04/16/2026
Exciting events in Latin American Literary Translation, organized by LAIS and CHCS
Unfaithful: Translation, Poetry, and Global Latin American Literature
Tuesday, April 21 | 4:00pm – 5:30pm | Location: Campus Center 03-3540
Guest Speakers: Suzanne Jill Levine (translator, Professor Emerita UCSB), Ricardo Domeneck (poet), Chris Daniels (translator)
This scholarly panel brings together translator and critic Suzanne Jill Levine, Brazilian poet Ricardo Domeneck, and translator Chris Daniels to explore the creative, political, and embodied practice of translation in contemporary Latin American literature. In Unfaithful: A Translator's Memoir (Bloomsbury, 2025), Levine recounts her influential career translating major Latin American writers such as Manuel Puig and Guillermo Cabrera Infante and reflects on the intimate, improvisational, and often “unfaithful” nature of translation as literary creation. Domeneck’s poetry collection First Epistle to the Amphibians translated by Daniels spans more than two decades of the poet’s body work, a sensual, experimental, and fiercely lyrical corpus that moves across languages, geographies, and literary traditions. Their discussion will illuminate how translation shapes Latin American literature in a global context and how translators and writers negotiate voice, fidelity, embodiment, and creative freedom across languages.

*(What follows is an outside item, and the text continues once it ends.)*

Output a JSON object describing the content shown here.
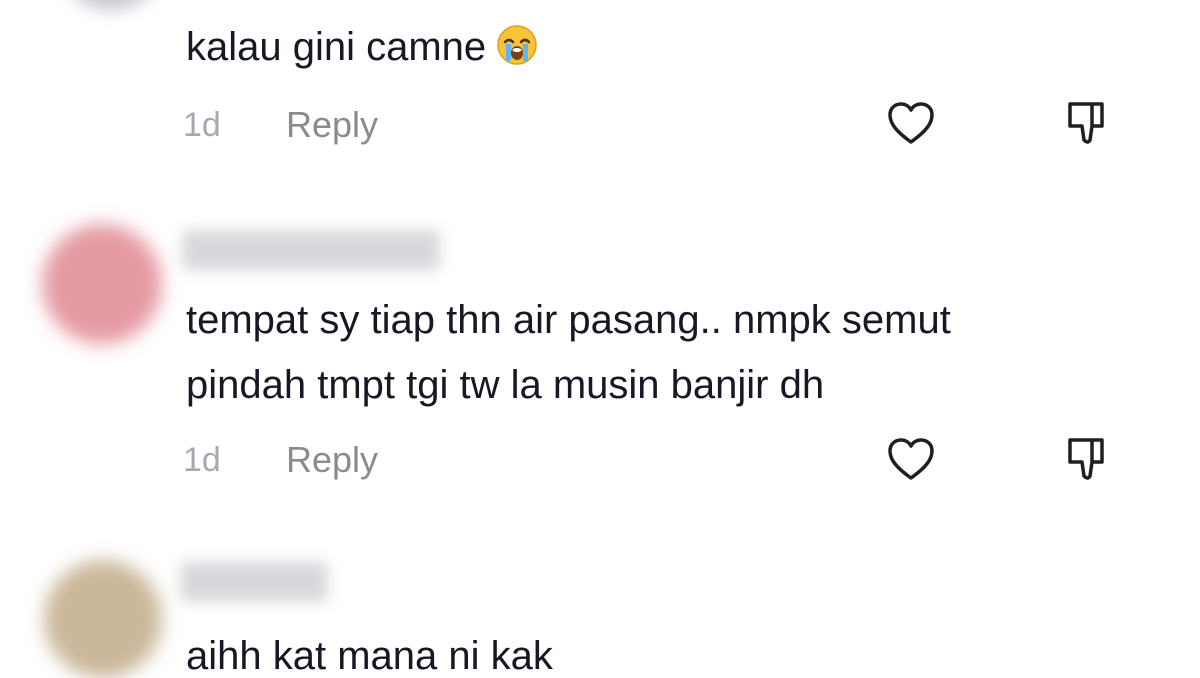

Workshop: The Practice and Craft of Literary Translation in Latin America
Wednesday, April 22 | 11:00am-1:00pm | Location: Campus Center 03-3545
Join us for an immersive literary translation workshop featuring three distinguished guests whose work has shaped contemporary Latin American letters in translation. Our guests will be Suzanne Jill Levine, renowned for her translations of major Latin American writers such as Manuel Puig and Guillermo Cabrera Infante; Ricardo Domeneck, whose poetry and performance practice reimagine Latin American literary traditions within a global, multilingual frame; and Chris Daniels, who has collaborated closely with Domeneck and other contemporary writers. Through a combination of conversation and hands-on practice, students will engage directly with the creative, ethical, and political dimensions of translating Latin American literature across languages and cultures.